Orchestrating Microservices using AWS Step Functions

Engineering@ZenOfAI
ZenOf.AI
Published in
9 min readMay 23, 2019

Introduction to AWS Step Functions

AWS Step Functions make it easy to coordinate the components of distributed applications and microservices using visual workflows. Building applications from individual components that each perform a discrete function lets you scale and change applications quickly. Step Functions are a reliable way to coordinate components and step through the functions of your application. Step Functions provides a graphical console to arrange and visualize the components of your application as a series of steps.

For deep dive into Step Functions please go through the official docs.

Activities In Step Functions

Activities are an AWS Step Functions feature that enable you to have a task in your state machine where the work is performed by a worker. That can be hosted on Amazon Elastic Compute Cloud (Amazon EC2), Amazon Elastic Container Service (Amazon ECS), mobile devices — basically anywhere.

The execution pauses at the activity task state and waits for your activity worker to poll for a task. Once a taskToken is provided to your activity worker, your workflow will wait for task success or failure response.

Creating an activity state machine with lambda

Step 1: Create a New Activity

  • Ensure that the activity task is under the same AWS account as your state machine.
  • Go to Step Functions console, choose Activities in the left navigation panel.
  • Choose Create activity. Enter an Activity Name, for example, file-transfer, and then choose Create Activity.
  • When activity task is created, the ARN looks like the following:

Step 2: Create Lambda Functions

AWS Lambda lets you run code without provisioning or managing servers. You pay only for the compute time you consume — there is no charge when your code is not running. — AWS Lambda

Create an IAM role for lambda which can access Step functions and Cloudwatch logs.

Create an IAM role for your Lambda API:

  • Sign in to the AWS Console and go to IAM -> Roles -> Create Role
  • Select AWS service and then choose Lambda as service and click next
  • Search for and select AWSStepFunctionsFullAccess, CloudWatchLogsFullAccess and AmazonS3FullAccess, AWSLambdaFullAccess then click next to continue
  • Choose Create role

Create File-transfer Lambda Function:

  • Go back to the AWS console and then to Lambda -> Create function
  • Make sure the author from scratch is selected.
  • Name your function fast-lambda like file-transfer-master, use python 3.6 as your runtime.
  • Choose the role we just created under an existing role and click on the Create function.
  • In the same way, we create slave lambda also.

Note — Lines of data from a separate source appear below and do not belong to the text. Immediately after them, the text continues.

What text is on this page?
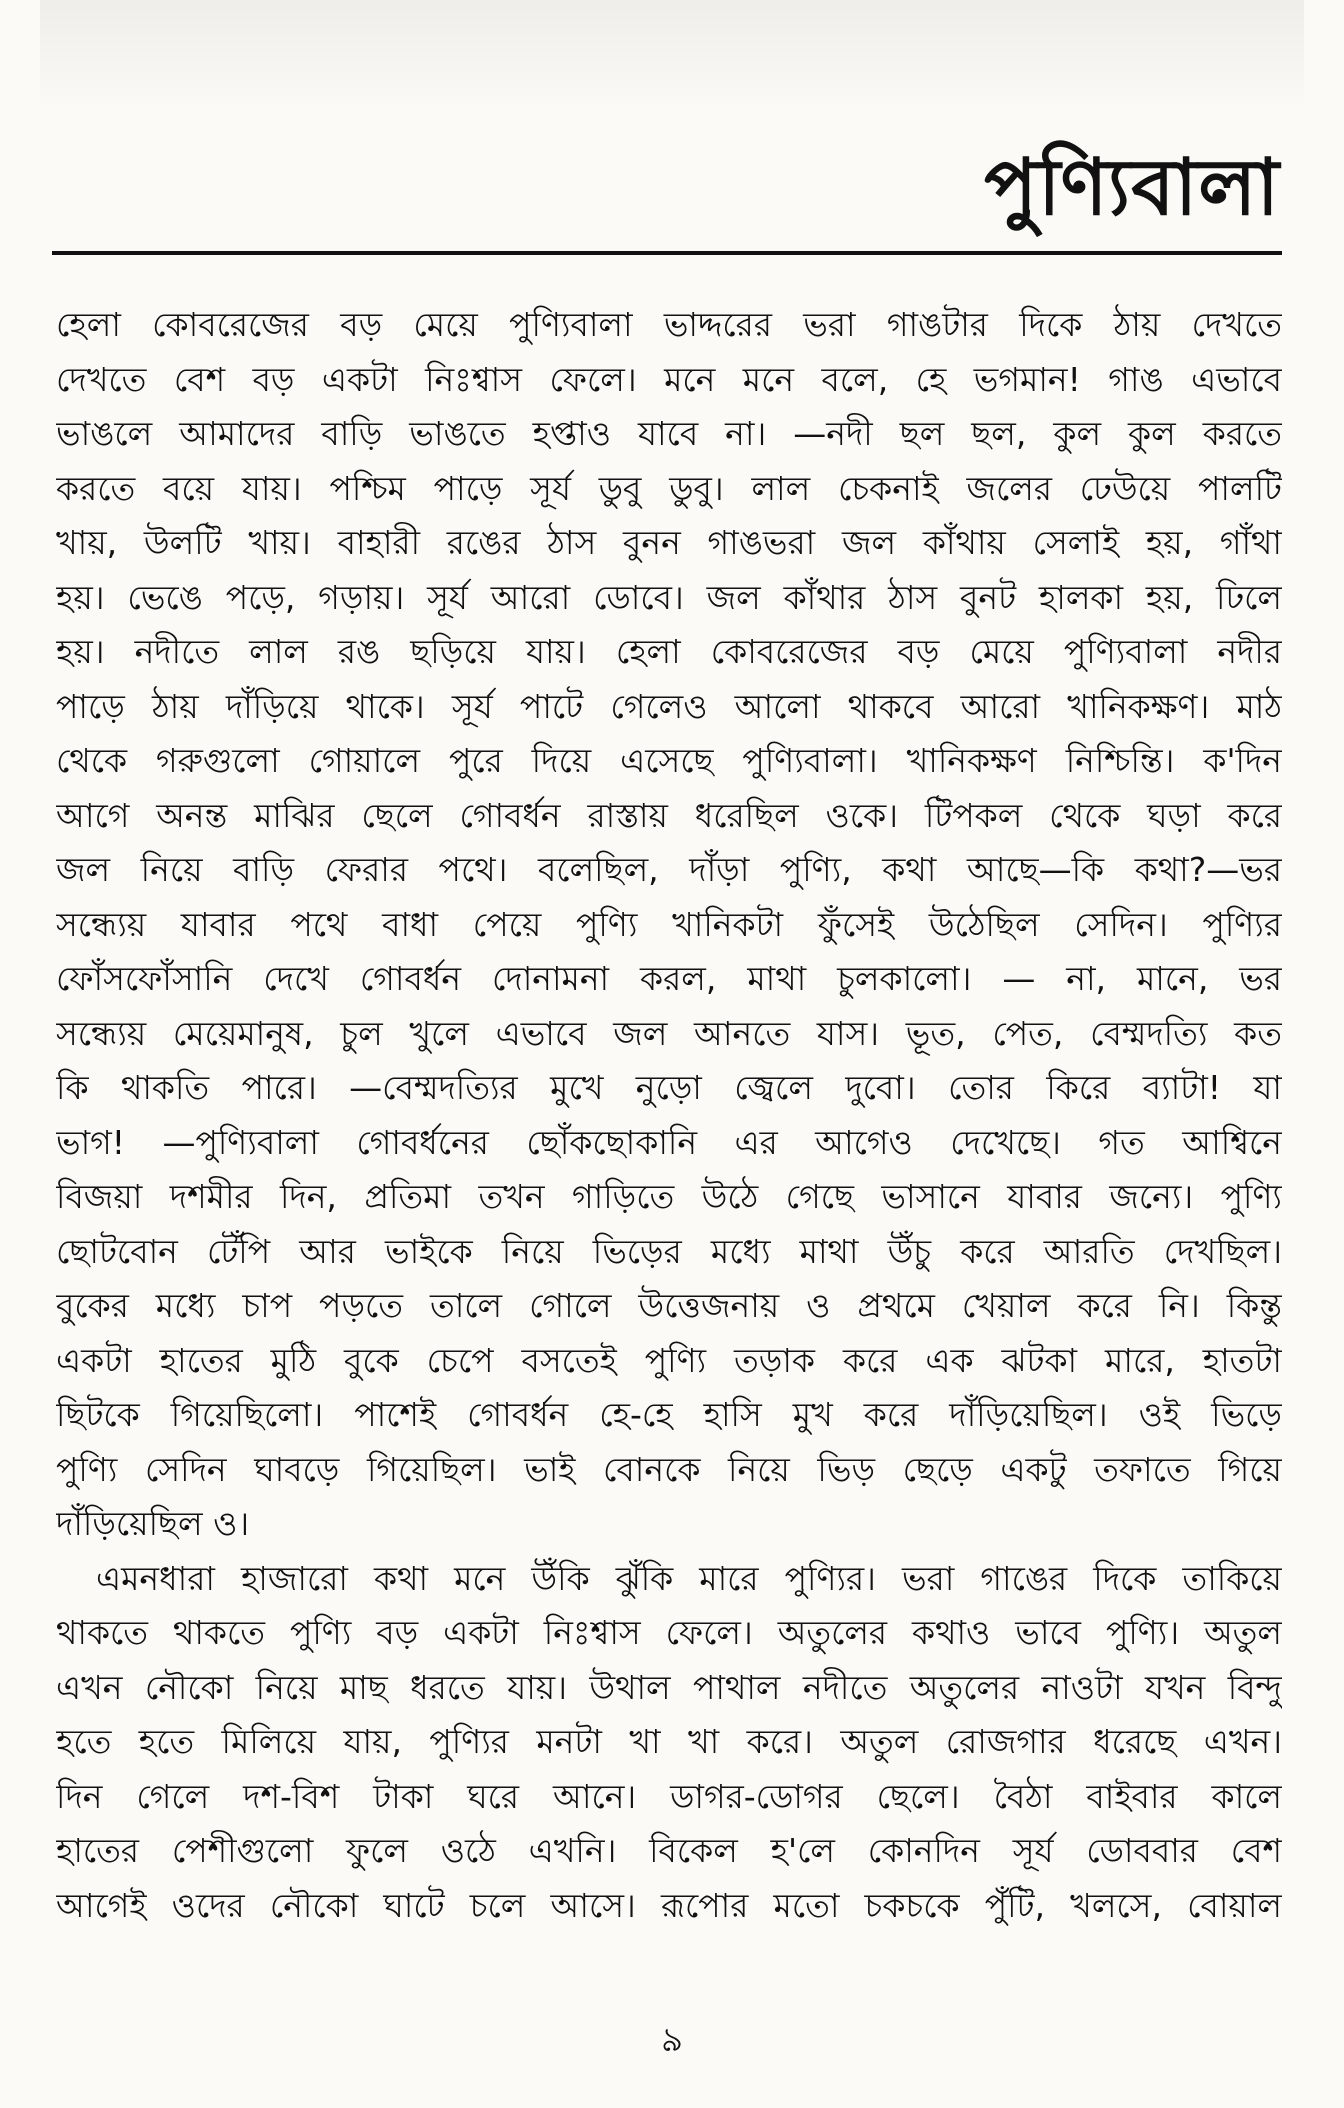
পুণ্যিবালা
হেলা কোবরেজের বড় মেয়ে পুণ্যিবালা ভাদ্দরের ভরা গাঙটার দিকে ঠায় দেখতে
দেখতে বেশ বড় একটা নিঃশ্বাস ফেলে। মনে মনে বলে, হে ভগমান! গাঙ এভাবে
ভাঙলে আমাদের বাড়ি ভাঙতে হপ্তাও যাবে না। —নদী ছল ছল, কুল কুল করতে
করতে বয়ে যায়। পশ্চিম পাড়ে সূর্য ডুবু ডুবু। লাল চেকনাই জলের ঢেউয়ে পালটি
খায়, উলটি খায়। বাহারী রঙের ঠাস বুনন গাঙভরা জল কাঁথায় সেলাই হয়, গাঁথা
হয়। ভেঙে পড়ে, গড়ায়। সূর্য আরো ডোবে। জল কাঁথার ঠাস বুনট হালকা হয়, ঢিলে
হয়। নদীতে লাল রঙ ছড়িয়ে যায়। হেলা কোবরেজের বড় মেয়ে পুণ্যিবালা নদীর
পাড়ে ঠায় দাঁড়িয়ে থাকে। সূর্য পাটে গেলেও আলো থাকবে আরো খানিকক্ষণ। মাঠ
থেকে গরুগুলো গোয়ালে পুরে দিয়ে এসেছে পুণ্যিবালা। খানিকক্ষণ নিশ্চিন্তি। ক'দিন
আগে অনন্ত মাঝির ছেলে গোবর্ধন রাস্তায় ধরেছিল ওকে। টিপকল থেকে ঘড়া করে
জল নিয়ে বাড়ি ফেরার পথে। বলেছিল, দাঁড়া পুণ্যি, কথা আছে—কি কথা?—ভর
সন্ধ্যেয় যাবার পথে বাধা পেয়ে পুণ্যি খানিকটা ফুঁসেই উঠেছিল সেদিন। পুণ্যির
ফোঁসফোঁসানি দেখে গোবর্ধন দোনামনা করল, মাথা চুলকালো। — না, মানে, ভর
সন্ধ্যেয় মেয়েমানুষ, চুল খুলে এভাবে জল আনতে যাস। ভূত, পেত, বেম্মদত্যি কত
কি থাকতি পারে। —বেম্মদত্যির মুখে নুড়ো জ্বেলে দুবো। তোর কিরে ব্যাটা! যা
ভাগ! —পুণ্যিবালা গোবর্ধনের ছোঁকছোকানি এর আগেও দেখেছে। গত আশ্বিনে
বিজয়া দশমীর দিন, প্রতিমা তখন গাড়িতে উঠে গেছে ভাসানে যাবার জন্যে। পুণ্যি
ছোটবোন টেঁপি আর ভাইকে নিয়ে ভিড়ের মধ্যে মাথা উঁচু করে আরতি দেখছিল।
বুকের মধ্যে চাপ পড়তে তালে গোলে উত্তেজনায় ও প্রথমে খেয়াল করে নি। কিন্তু
একটা হাতের মুঠি বুকে চেপে বসতেই পুণ্যি তড়াক করে এক ঝটকা মারে, হাতটা
ছিটকে গিয়েছিলো। পাশেই গোবর্ধন হে-হে হাসি মুখ করে দাঁড়িয়েছিল। ওই ভিড়ে
পুণ্যি সেদিন ঘাবড়ে গিয়েছিল। ভাই বোনকে নিয়ে ভিড় ছেড়ে একটু তফাতে গিয়ে
দাঁড়িয়েছিল ও।
এমনধারা হাজারো কথা মনে উঁকি ঝুঁকি মারে পুণ্যির। ভরা গাঙের দিকে তাকিয়ে
থাকতে থাকতে পুণ্যি বড় একটা নিঃশ্বাস ফেলে। অতুলের কথাও ভাবে পুণ্যি। অতুল
এখন নৌকো নিয়ে মাছ ধরতে যায়। উথাল পাথাল নদীতে অতুলের নাওটা যখন বিন্দু
হতে হতে মিলিয়ে যায়, পুণ্যির মনটা খা খা করে। অতুল রোজগার ধরেছে এখন।
দিন গেলে দশ-বিশ টাকা ঘরে আনে। ডাগর-ডোগর ছেলে। বৈঠা বাইবার কালে
হাতের পেশীগুলো ফুলে ওঠে এখনি। বিকেল হ'লে কোনদিন সূর্য ডোববার বেশ
আগেই ওদের নৌকো ঘাটে চলে আসে। রূপোর মতো চকচকে পুঁটি, খলসে, বোয়াল
৯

Now lambda function with step function and s3 access is available. Add code to the lambda for file transfer in s3, for example from

s3://test-bucket/raw/ to s3://test-bucket/refined.

An optimal way to handle file transfer is to a create a master-slave combination of lambdas

Master lambda queries from the specified prefix like (test-bucket/raw) and passes the filename to the lambda which will transfer file raw to the specified zone(refined).

Add the following code to file-transfer-master lambda and click on save.

Master lambda queries the objects from the given prefix (src_prefix) and sends the file_name to slave lambda.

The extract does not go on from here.